Found a really strong article last week in the New York Times Magazine on Creating Better Teachers. Teacher training, certainly in my experience, has been pretty much of a hit-and-miss thing, with an underlying assumption that teachers are larger born not made and that content knowledge is the most important part. My own experience over the years starting with my first round of teachers training in California in 1973-4 was that my University instructors were essentially worthless, had not been in the classroom in years, or never in some cases, and had nothing of value to communicate.
I was very lucky that I was able to spend most of the year in the classroom with 3 different mentoring teachers watching them, learning and practicing. A great deal of what I have been able to learn about teaching since then has been learned from colleagues and from simple classroom experience. I have been privileged to team-teach sometimes and have learned so much from it as we fed off of and critiqued each other constantly.
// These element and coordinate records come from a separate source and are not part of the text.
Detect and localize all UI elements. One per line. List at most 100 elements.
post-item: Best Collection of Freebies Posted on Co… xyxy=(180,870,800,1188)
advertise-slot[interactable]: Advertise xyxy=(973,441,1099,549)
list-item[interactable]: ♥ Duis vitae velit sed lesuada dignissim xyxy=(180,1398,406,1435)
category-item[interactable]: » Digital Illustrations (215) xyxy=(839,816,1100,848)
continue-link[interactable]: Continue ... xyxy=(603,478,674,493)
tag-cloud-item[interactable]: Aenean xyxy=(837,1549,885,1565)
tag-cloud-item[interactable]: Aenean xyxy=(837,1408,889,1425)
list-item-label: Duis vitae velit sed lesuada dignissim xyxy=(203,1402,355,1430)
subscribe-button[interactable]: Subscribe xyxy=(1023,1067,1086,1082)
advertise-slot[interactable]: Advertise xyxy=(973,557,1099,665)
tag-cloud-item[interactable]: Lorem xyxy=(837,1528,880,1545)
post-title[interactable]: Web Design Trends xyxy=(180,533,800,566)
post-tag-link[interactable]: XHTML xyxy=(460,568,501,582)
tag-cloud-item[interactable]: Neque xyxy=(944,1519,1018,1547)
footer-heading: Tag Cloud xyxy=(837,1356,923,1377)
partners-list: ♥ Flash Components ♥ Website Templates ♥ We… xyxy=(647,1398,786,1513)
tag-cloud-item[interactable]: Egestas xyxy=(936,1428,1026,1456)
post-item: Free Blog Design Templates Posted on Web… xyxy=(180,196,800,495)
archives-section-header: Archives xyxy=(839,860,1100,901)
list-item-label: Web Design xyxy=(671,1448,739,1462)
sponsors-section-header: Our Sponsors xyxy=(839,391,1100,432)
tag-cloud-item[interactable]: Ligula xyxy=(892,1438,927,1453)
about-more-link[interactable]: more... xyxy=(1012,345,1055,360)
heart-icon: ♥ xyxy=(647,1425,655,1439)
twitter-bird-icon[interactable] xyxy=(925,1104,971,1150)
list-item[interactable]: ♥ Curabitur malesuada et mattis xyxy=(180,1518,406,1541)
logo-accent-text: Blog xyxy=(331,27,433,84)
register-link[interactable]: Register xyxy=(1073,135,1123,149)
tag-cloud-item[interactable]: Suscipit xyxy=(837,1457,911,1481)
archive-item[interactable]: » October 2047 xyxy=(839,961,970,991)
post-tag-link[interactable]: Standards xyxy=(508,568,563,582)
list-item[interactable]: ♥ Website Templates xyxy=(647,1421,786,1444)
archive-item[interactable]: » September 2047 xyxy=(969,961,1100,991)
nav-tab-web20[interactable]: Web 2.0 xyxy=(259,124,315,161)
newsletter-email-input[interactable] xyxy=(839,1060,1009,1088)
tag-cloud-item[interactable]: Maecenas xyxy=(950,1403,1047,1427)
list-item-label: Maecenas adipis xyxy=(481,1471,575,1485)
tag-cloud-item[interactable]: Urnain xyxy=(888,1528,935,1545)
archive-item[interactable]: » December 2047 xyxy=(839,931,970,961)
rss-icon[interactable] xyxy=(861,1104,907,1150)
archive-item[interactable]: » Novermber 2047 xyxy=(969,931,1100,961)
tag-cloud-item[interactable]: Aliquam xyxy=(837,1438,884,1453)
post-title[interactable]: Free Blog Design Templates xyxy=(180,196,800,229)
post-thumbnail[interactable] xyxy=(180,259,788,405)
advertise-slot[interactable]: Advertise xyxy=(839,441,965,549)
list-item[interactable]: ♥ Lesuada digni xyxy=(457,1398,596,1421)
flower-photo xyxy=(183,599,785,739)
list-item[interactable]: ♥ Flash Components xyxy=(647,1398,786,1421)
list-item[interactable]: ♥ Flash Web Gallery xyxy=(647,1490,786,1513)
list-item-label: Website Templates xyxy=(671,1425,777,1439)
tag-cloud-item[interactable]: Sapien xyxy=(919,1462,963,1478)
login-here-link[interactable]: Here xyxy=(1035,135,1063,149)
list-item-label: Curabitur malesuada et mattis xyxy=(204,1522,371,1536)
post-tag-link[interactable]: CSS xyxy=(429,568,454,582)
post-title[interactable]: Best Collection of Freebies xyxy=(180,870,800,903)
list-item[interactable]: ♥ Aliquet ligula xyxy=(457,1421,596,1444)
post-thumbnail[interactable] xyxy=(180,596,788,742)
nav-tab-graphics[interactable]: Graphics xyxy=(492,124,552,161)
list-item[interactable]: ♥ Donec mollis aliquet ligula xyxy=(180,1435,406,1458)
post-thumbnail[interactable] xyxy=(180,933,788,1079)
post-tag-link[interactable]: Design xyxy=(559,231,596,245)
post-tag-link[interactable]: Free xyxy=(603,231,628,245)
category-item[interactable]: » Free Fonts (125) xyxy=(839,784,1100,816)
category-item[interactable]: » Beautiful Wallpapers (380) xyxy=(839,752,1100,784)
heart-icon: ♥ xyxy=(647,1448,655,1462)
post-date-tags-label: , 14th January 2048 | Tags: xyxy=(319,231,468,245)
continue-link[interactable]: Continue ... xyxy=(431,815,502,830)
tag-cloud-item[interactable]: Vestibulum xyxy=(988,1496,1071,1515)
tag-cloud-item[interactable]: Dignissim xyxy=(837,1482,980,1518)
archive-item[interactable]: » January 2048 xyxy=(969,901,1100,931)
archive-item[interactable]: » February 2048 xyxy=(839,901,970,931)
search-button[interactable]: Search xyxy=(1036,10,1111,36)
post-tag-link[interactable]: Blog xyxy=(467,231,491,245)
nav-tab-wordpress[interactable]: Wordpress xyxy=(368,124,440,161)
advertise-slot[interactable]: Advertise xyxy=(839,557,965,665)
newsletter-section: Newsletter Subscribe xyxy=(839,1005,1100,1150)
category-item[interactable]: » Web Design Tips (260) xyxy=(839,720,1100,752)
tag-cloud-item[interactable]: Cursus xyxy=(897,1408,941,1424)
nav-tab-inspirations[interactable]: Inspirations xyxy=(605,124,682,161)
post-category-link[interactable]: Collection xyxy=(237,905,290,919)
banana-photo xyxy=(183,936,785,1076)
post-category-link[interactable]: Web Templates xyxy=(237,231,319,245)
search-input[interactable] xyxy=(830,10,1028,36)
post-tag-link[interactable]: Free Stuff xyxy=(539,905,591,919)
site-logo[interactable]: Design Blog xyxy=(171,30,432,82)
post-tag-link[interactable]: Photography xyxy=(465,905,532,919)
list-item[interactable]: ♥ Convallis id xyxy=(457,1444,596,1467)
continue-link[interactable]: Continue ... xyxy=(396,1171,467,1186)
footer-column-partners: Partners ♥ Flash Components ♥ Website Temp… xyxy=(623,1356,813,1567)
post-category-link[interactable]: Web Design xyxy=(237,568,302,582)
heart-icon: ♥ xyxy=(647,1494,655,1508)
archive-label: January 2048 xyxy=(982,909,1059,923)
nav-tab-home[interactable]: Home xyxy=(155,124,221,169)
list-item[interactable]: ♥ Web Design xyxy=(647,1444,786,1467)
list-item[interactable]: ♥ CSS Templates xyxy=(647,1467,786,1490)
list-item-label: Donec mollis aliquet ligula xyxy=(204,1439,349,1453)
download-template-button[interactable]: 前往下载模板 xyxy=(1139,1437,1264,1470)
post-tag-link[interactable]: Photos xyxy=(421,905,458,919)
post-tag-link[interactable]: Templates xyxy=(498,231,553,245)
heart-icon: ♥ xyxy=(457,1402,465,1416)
It has also been my experience that while content knowledge is important it is not near as important as the ability to communicate that knowledge. Many, if not all, of us who went to university experienced professors who were geniuses in their field but could not teach anything and did not really care: "I present the information, it is their job to learn and if they don't it is their fault."
Getting back to the NY Times article, it was good to see that serious research study is finally being done in this area. While I believe that the majority of problems that we are experiencing in education are not issues of content or testing(!) it does seem to me that better teacher training would help reduce the struggles our students are having.